Dan sejarah, seperti biasa, akan menunggu dengan sabar—mencatat siapa yang belajar darinya, dan siapa yang memilih melupakannya.
Di aula megah Munich Security Conference, 14 Februari 2026, seorang Menteri Luar Negeri Amerika berdiri dan berbicara tentang sejarah yang panjang. Marco Rubio menyebut aliansi yang “menyelamatkan dan mengubah dunia.” Kata-kata itu mengalun seperti gema dari abad-abad lampau—gema kapal-kapal yang berlayar meninggalkan pelabuhan, membawa kitab suci, meriam, dan peta.
Ia mengingatkan bahwa selama lima abad sebelum berakhirnya Perang Dunia II, Barat “mengembang”: misionaris, peziarah, serdadu, penjelajah—semua menyeberangi samudra, membangun imperium. Kita tahu kisah itu. Dalam buku-buku sejarah, nama-nama pelabuhan berubah menjadi koloni, lalu menjadi negara. Dalam arsip-arsip, ekspansi disebut penemuan; dalam ingatan yang lain, ia adalah perampasan.
Pidato itu tak menyebut darah, tak menyebut gula dan rempah yang dibayar dengan kerja paksa. Sejarah memang sering tampil sebagai parade pemenang. Seperti ditulis oleh Edward Said, Orientalisme bukan sekadar cara melihat Timur, melainkan cara membenarkan kekuasaan atasnya. Di Munich, yang terdengar adalah kebanggaan atas “peradaban agung dan mulia” yang diwarisi bersama. Kebanggaan itu diminta untuk dilepaskan dari rasa bersalah dan malu.
Ada kalimat yang terasa seperti seruan pembebasan: jangan terbelenggu oleh rasa bersalah. Di sana terselip satu gagasan—bahwa sejarah bisa dilepas dari beban moralnya, bahwa masa lalu cukup dikenang sebagai kejayaan, bukan sebagai pertanyaan. Namun, seperti diingatkan Hannah Arendt, politik selalu berurusan dengan tanggung jawab; ia tak pernah netral terhadap akibat.

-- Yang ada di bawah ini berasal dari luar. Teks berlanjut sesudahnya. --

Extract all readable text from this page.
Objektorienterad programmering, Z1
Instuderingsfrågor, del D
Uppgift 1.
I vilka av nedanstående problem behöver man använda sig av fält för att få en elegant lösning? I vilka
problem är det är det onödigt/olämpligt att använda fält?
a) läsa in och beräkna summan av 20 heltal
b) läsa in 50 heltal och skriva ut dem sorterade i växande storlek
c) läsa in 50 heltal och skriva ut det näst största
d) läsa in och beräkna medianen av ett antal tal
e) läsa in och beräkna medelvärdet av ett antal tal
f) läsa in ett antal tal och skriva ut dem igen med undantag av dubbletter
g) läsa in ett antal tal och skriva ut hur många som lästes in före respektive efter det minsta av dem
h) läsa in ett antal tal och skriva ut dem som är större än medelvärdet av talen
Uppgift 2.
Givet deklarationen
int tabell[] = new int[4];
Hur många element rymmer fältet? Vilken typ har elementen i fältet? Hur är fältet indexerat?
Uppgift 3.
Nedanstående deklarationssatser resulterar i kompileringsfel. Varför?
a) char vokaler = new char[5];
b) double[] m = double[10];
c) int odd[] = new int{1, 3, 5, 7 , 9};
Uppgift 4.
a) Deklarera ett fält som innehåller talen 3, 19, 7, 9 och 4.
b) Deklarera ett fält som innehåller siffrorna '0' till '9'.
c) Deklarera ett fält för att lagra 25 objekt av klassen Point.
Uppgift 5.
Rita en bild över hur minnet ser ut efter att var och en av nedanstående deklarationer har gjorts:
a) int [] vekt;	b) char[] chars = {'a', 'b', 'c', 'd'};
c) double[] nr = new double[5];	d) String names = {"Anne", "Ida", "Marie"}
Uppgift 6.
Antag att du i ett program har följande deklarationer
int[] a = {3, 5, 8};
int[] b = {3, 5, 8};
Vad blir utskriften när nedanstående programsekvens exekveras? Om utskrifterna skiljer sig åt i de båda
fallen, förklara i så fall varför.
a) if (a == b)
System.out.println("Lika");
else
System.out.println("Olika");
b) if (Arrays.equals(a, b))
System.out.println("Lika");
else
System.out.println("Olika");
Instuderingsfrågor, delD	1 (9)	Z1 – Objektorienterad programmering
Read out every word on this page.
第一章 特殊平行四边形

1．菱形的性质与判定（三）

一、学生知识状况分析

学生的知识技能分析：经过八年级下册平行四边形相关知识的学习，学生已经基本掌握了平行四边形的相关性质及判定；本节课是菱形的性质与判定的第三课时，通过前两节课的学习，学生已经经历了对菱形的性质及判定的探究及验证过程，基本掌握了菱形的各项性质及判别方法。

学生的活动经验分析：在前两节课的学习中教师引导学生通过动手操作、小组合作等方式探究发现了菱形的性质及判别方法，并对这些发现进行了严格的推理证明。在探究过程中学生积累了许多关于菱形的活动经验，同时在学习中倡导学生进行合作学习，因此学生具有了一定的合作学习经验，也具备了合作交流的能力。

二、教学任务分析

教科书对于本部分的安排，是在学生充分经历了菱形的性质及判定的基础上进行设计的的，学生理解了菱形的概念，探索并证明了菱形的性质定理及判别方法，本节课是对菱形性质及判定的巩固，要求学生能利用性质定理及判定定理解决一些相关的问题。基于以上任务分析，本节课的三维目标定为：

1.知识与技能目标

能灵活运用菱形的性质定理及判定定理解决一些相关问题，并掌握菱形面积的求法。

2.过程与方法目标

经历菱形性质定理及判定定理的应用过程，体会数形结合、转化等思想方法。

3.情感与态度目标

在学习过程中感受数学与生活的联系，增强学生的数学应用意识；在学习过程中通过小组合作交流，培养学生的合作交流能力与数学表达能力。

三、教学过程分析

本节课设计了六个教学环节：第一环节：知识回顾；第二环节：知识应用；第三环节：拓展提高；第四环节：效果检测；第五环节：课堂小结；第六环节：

“Decline was a choice,” katanya.
Kemunduran adalah pilihan yang ditolak para pendahulu. Maka kini, bersama Donald Trump, Amerika menapaki jalan untuk “membangun abad Barat yang baru.” Kalimat itu mengandung tekad, juga nostalgia. Seolah abad adalah benda yang bisa dirakit ulang, seperti mesin tua yang diperbarui.
Tapi abad tak pernah berdiri sendiri. Ia terbentuk oleh yang lain: oleh mereka yang dulu disebut pinggiran, dunia ketiga, selatan global. Jika Barat hendak “membebaskan kecerdikannya,” dunia lain pun telah lama membebaskan dirinya dari definisi yang dipaksakan. Cina, India, Afrika, Amerika Latin—nama-nama itu bukan lagi latar belakang. Mereka adalah subjek yang menulis sejarahnya sendiri.
Pidato di Munich adalah panggilan untuk kesatuan—untuk berjalan bersama lagi. Tetapi kesatuan selalu menuntut batas: siapa yang termasuk, siapa yang tidak. Setiap peradaban yang mengukuhkan dirinya sebagai “agung” berisiko lupa bahwa keagungan sering lahir dari perjumpaan, bukan dari penaklukan.
Barangkali yang paling menarik bukanlah seruan tentang abad baru, melainkan nada keyakinan bahwa sejarah dapat diarahkan oleh kehendak. Sejarah, seperti kata penyair, adalah sungai yang tak pernah sepenuhnya tunduk pada peta. Ia mengalir dengan ingatan dan luka, dengan harapan dan ironi.
Di Munich, tepuk tangan mungkin terdengar mantap. Tetapi di luar aula, dunia tetap majemuk, retak, dan tak selalu sejalan dengan satu pusat. Sebuah “abad Barat” mungkin bisa dicanangkan. Namun abad yang sesungguhnya—jika ia datang—akan ditentukan bukan hanya oleh mereka yang merasa sebagai pewaris peradaban, melainkan juga oleh mereka yang dulu diwarisi sebagai tanah jajahan. Dan sejarah, seperti biasa, akan menunggu dengan sabar—mencatat siapa yang belajar darinya, dan siapa yang memilih melupakannya.